From an OpenID perspective and all questions/articles I've read, it seems pretty self-explanatory - it is the client application requesting for the ID Token. However, when I try to map it an actual "application" in our architecture, I'm not exactly sure.
Given:
The components involved are:
If I wanted to apply the Auth Code flow when a user accesses the Front-end SPA, would the Front-End SPA OR Web_API be considered the Client_Application? In Auth Code flow, the actual exchange of an Auth_Code for ID_Token would happen back-channel, via the Back-end Web_API to the OP. Yet, it's really the Front-end SPA that initially requested for the authentication of the user.
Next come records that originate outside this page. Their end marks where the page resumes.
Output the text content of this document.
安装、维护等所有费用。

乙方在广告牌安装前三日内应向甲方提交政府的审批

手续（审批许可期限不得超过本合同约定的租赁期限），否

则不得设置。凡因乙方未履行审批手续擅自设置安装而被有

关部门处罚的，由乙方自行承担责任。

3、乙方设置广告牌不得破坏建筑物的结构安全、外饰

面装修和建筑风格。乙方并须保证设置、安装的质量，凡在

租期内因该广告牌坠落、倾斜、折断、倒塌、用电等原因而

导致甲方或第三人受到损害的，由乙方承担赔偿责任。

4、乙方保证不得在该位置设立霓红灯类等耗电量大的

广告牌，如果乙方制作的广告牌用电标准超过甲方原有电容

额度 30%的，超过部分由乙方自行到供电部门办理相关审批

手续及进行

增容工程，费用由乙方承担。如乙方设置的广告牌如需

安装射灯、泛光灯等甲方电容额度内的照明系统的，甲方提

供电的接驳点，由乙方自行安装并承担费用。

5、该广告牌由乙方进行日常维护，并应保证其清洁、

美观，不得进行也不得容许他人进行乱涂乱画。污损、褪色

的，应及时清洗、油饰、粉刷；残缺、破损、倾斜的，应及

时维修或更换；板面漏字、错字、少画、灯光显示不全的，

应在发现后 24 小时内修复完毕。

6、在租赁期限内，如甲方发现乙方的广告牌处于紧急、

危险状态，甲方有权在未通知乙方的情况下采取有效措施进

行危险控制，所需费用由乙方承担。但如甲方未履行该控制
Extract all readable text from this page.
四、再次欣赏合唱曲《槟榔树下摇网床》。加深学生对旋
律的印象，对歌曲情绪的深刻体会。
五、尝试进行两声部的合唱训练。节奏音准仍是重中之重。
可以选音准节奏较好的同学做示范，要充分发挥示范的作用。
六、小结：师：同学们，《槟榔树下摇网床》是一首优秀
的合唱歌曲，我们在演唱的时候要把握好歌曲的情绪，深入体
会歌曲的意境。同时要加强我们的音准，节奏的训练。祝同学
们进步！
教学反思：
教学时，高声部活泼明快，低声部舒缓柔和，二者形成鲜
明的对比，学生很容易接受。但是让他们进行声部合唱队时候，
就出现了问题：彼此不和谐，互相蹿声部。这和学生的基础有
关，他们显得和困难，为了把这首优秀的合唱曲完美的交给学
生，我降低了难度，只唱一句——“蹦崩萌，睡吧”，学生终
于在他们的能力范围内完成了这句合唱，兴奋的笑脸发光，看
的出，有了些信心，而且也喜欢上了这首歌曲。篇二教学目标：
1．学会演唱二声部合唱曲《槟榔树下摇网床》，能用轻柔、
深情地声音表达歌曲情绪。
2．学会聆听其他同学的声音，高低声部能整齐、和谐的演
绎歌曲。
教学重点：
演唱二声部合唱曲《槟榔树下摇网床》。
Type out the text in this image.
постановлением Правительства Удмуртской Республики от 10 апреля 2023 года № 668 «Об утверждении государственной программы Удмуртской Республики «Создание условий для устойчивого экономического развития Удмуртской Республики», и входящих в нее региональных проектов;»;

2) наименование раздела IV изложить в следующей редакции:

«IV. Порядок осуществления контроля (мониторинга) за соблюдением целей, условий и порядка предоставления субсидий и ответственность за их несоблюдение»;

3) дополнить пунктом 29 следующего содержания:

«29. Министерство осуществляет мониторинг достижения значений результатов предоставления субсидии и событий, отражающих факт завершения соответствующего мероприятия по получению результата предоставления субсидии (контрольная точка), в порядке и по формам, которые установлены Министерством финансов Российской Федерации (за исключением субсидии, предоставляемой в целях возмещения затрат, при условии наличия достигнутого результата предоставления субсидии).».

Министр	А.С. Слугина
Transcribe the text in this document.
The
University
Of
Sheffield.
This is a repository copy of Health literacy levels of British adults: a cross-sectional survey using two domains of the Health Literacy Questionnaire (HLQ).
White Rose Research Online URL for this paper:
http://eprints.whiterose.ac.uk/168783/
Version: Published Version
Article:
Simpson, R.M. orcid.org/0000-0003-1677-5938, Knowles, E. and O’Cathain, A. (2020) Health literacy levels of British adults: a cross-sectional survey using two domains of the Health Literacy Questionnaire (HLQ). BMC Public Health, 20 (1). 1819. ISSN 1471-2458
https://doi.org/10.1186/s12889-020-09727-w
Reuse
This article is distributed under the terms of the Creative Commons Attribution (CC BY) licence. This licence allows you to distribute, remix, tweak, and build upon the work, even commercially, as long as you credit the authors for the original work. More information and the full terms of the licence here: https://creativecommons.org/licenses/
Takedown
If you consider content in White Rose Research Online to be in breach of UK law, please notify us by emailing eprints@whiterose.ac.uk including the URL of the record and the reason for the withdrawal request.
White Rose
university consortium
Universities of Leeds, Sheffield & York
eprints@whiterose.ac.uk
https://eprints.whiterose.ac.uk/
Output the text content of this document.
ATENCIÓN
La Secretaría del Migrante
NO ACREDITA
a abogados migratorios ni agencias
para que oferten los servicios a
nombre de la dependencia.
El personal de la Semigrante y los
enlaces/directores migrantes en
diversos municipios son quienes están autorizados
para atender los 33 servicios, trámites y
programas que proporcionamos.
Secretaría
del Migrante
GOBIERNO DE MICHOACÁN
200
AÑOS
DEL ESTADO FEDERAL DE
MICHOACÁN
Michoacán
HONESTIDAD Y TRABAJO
What should/would the audience of the ID_Token be - would it be the SPA's or Web_API's App_ID?
Thanks for any help with the clarification.
Current best practice require SPA to use authorization code flow with PKCE (draft best practice rfc). So please consider this when using OAuth with your SPA.
Regarding your doubt, here are your client and audiences
Justification :
It is your SPA which completes the OAuth flow and obtain tokens. And as I said, it must follow PKCE as current recomendation (there are enough libraries to support this). So from authorization server perspective, client is your SPA.
Regarding ID Token, it is intended to be consumed by your SPA. Once validated SPA authenticate the end user. So it intended audience is SPA.
Access token is intended to be used against your backend by your SPA. Once it receive an API request, it must check access token audience contain identifier targeting itself (ex:- If a JWT, claim containing backend identifeir. Or if token introspection, the resposne containing the identifier). Usually your authorization server allows you to register such audiences and your authorization request can have intended audience parameter (ex:- Azure use this approach). But these are implementation specifics.